Alphabetic Guide to Child Care - Stomachache


A wide variety of disorders begins with some kind of abdominal pain, but in most cases, a stomachache is temporary and unaccompanied by any other symptoms. Digestive upsets are frequent in infancy, becoming rarer as the baby approaches the fourth month. See COLIC .

After the baby's first year, a stomachache may signal the onset of a cold or some other infection. The physician should be called if any of the following conditions occurs:

  1. • When the stomach pain is accompanied by fever, vomiting, or diarrhea
  2. • If moderate pain lasts for a considerable time—several hours, for example
  3. • If the pain is obviously acute—the child is doubled over
  4. • If the location off the pain shifts from one place to another

Never give a child a laxative or an enema except on a physician's orders.

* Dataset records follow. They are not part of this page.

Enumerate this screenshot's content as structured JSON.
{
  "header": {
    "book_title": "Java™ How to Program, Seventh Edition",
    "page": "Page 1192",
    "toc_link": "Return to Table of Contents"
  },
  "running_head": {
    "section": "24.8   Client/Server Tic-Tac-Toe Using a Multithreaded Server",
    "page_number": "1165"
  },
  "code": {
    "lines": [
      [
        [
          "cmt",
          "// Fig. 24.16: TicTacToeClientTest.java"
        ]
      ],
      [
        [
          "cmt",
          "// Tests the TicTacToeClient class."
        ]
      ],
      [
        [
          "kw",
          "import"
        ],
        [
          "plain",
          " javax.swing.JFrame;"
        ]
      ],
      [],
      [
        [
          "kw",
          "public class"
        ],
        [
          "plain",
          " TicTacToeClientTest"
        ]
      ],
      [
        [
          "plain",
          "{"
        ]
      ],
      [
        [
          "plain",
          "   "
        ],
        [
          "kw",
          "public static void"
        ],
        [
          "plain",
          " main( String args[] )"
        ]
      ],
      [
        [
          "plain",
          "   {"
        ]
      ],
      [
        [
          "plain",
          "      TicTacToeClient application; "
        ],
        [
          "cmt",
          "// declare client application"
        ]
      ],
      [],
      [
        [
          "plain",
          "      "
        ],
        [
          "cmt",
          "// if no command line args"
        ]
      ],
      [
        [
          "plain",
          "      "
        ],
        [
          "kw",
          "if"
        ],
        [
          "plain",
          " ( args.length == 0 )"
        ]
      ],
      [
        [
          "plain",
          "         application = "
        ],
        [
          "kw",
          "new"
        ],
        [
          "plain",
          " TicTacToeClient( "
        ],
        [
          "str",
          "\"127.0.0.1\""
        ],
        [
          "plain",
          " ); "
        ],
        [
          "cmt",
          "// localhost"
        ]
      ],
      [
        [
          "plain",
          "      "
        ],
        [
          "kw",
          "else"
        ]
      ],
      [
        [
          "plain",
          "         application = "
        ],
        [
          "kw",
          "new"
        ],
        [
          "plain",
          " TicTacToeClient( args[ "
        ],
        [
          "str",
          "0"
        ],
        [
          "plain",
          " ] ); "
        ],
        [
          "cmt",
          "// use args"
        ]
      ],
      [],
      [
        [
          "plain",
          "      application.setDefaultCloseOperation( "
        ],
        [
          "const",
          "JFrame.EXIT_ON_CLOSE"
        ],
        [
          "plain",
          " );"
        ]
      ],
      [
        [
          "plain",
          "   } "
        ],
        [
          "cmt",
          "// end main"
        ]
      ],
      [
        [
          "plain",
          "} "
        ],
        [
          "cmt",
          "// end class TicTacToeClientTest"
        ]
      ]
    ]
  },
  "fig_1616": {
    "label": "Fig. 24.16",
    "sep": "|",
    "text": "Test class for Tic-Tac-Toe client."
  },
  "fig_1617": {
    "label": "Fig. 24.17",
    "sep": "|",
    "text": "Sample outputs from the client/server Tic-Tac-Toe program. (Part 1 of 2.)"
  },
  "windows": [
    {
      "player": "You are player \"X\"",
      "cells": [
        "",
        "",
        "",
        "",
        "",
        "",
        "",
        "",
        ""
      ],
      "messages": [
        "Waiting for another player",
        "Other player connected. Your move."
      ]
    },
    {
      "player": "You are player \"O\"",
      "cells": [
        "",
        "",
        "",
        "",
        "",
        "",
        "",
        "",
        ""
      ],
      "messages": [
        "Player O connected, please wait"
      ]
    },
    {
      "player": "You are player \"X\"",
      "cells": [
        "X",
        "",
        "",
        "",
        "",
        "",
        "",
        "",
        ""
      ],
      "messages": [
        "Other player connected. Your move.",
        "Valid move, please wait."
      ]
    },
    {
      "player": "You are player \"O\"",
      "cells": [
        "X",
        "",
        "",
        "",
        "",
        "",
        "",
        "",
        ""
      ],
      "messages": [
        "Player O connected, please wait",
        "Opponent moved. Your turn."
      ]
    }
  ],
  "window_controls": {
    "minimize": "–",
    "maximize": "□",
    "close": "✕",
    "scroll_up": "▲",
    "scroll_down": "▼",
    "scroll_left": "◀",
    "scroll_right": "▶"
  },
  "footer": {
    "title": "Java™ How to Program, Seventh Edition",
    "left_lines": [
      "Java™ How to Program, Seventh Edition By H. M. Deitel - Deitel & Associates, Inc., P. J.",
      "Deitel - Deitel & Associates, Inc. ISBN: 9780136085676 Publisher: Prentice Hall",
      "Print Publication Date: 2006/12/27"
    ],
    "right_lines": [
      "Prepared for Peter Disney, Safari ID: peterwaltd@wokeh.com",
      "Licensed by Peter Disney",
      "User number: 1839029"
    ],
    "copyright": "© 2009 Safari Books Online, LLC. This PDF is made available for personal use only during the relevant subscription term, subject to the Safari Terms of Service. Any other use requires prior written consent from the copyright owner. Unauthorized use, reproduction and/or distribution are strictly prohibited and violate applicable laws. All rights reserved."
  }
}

A youngster who complains regularly of stomachaches without any other symptoms, and who might also complain of headaches or constipation shouldn't be dismissed as a worrier. The problem should be discussed with your physician so that an investigation can be made of possible causes. In many cases, constipation is the source of stomach pain. When the constipation is cleared up, the stomach pains cease.

Stomach pain may also be of psychosomatic origin, in children as well as in adults. If the pain cannot be explained after a physical examination and tests have been made, parents should consider how they can lighten some of the stresses and tensions in the child's life.